Joy Gaasch, president of the local Chamber of Commerce, said this year’s race across Lake Michigan concluding in Grand Haven on June 23 had a very positive local economic impact.
“Certainly from the perspective of bringing new folks into the community who haven’t been here before,” she said. “All of the restaurants were busy, and there were even some boats that came in late (Friday) night before the bars closed.
“We noticed on Saturday afternoon that there were a lot of sailors and spouses walking around the art show and going into stores,” she added. “When you look at the total package of things that occurred here, it was an absolutely amazing weekend, even though the weather was sometimes not cooperative.”

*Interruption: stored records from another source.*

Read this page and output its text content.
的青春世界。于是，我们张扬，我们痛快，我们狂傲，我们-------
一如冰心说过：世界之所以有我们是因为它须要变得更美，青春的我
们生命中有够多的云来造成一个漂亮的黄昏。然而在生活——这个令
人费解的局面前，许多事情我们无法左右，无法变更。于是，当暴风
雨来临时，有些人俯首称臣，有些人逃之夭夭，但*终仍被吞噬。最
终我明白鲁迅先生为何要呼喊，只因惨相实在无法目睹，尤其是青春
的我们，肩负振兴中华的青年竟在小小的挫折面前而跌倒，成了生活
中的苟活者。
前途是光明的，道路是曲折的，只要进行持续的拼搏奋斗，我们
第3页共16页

Clark mentioned that the Grand Haven Eagles club did four times as much business as they had expected for breakfast Saturday morning when the boats arrived from Milwaukee.
Grand River Sailing Club Commodore Nathan Beighley said the club doesn’t look at the Queen’s Cup as a way to make money, but rather to bring boating to the Grand Haven area. He said the club would be open to the opportunity to have the race return to Grand Haven in the future.
The South Shore Sailing Club in Milwaukee sponsors the Queen’s Cup and chooses a Michigan city to end the race each year. After years of alternating finishes in Grand Haven and Muskegon, the club decided in 2010 to visit other Lakeshore communities — such as Ludington, South Haven and St. Joseph.
The Queen’s Cup brings hundreds of boaters to whichever city it finishes, so community officials encourage the competition because of the potential boost to the local economy.
This year’s Queen’s Cup brought 111 boats to Grand Haven, with crews ranging from four to as much as 10 per boat. Paired with the Soccer in the Sand tournament and the Grand Haven Art Festival, along with a large baseball tournament, the Chamber of Commerce predicted the weekend would be the second busiest one of the summer, behind the upcoming Coast Guard Festival.
“The crowds this year at the art show were bigger than ever, and many of the artists said this was their best show yet this year,” Gaasch said. “From the standpoint of the retailers I’ve spoken with, they were really, really busy. It’s hard to separate what impact what individual event had, but I think it brought a whole host of different individuals to our community who I’m sure will come back.”